A mesma coisa eu diria de outras obras que são importantes do ponto de vista do impacto que trazem. A partir do momento que se decide fazer um projeto, tem toda uma conversa de como será executado. E nós temos péssimos exemplos como antecedentes. Você vai abrir a BR-319 para fazer como foi com a BR-163, com grilagem rolando solta e o desmatamento comendo tudo?
Eu acho que isso vai ser indispensável. As questões de grande envergadura precisam ser trazidas para o centro do governo e qualquer contradição ser dirimida ali. E que a opinião pública tenha o mínimo de informação para formar juízo de valor sobre cada iniciativa dessas. Agora, que a cuíca vai roncar aí, vai.
A Câmara atropelou o debate e aprovou o PL 490, que entre outros, quer estabelecer a tese do Marco Temporal. Isso a menos de nove dias do julgamento do assunto ser retomado no STF. Como você vê esse movimento dos deputados e o quanto eles podem influenciar a opinião pública e os ministros do STF?
O PL 490 é destruidor e vai muito além da destruição que é a tese do Marco Temporal. Existem várias outras aberrações dentro desse projeto de lei, e que tem se falado pouco nas discussões, mas que não são de menor importância.
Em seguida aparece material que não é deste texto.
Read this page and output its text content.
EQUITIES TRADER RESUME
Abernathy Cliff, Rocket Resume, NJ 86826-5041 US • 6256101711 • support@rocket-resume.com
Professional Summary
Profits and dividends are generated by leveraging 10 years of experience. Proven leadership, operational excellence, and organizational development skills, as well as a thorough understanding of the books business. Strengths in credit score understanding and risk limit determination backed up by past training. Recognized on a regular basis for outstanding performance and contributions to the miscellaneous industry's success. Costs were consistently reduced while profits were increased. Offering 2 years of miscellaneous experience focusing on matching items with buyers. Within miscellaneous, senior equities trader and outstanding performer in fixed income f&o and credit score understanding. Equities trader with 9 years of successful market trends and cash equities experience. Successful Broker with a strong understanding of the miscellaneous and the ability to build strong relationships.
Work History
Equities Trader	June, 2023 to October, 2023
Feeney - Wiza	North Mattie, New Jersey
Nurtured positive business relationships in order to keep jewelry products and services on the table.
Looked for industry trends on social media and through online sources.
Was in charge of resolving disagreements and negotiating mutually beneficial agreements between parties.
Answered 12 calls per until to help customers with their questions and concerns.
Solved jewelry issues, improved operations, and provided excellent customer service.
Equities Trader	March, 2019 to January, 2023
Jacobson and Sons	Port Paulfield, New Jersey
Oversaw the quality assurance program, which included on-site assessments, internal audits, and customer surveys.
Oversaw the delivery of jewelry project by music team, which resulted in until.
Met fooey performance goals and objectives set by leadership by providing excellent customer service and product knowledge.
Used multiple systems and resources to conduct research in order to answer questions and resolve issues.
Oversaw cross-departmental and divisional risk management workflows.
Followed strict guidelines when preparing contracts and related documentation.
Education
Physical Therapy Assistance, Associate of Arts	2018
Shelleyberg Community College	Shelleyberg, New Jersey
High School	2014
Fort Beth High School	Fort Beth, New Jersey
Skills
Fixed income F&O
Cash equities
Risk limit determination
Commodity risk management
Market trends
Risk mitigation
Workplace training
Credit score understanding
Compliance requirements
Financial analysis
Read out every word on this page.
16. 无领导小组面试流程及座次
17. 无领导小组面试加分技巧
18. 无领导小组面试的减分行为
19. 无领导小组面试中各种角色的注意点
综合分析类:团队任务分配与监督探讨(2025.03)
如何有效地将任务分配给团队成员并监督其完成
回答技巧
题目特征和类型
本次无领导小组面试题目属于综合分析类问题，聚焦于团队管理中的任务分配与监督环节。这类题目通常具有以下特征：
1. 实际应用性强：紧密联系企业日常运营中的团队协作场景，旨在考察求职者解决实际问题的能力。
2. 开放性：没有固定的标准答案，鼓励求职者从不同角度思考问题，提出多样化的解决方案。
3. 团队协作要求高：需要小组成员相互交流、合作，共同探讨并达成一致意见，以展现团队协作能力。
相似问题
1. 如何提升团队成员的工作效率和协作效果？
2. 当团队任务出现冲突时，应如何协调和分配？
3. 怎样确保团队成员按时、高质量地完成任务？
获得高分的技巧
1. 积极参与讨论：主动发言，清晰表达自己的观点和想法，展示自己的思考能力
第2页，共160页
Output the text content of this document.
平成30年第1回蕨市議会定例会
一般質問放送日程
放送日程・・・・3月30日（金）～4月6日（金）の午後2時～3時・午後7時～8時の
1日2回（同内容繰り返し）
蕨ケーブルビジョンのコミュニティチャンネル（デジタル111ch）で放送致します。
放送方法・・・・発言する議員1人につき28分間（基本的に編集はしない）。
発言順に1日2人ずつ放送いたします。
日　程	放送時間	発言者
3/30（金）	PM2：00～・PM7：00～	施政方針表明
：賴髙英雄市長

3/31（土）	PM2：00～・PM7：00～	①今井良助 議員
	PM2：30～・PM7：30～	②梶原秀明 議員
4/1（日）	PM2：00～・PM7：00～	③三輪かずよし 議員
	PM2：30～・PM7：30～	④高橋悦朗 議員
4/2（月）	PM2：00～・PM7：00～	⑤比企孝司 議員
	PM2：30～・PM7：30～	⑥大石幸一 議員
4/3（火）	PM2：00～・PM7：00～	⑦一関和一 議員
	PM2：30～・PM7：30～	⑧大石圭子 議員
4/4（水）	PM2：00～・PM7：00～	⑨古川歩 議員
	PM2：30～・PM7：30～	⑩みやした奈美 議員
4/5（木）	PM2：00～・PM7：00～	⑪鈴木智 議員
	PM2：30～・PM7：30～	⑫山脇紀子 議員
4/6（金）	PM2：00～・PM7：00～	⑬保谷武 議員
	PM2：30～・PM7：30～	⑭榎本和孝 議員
Como puxar a discussão sobre demarcação para o Congresso Nacional, obrigar a Funai a forçar contato com grupos de isolados, arrendamento de terras, abertura de estradas, enfim.
Esperamos que o STF dê um rumo a essa história, o que certamente terá impacto na tramitação do PL 490. Embora o projeto vá além da questão do Marco Temporal em si. De qualquer maneira, o que vier a ser aprovado pelo Congresso ainda cabe veto presidencial, novos recursos ao STF. Talvez a questão não se resolva de forma tão rápida e possamos ter novos capítulos dessa história.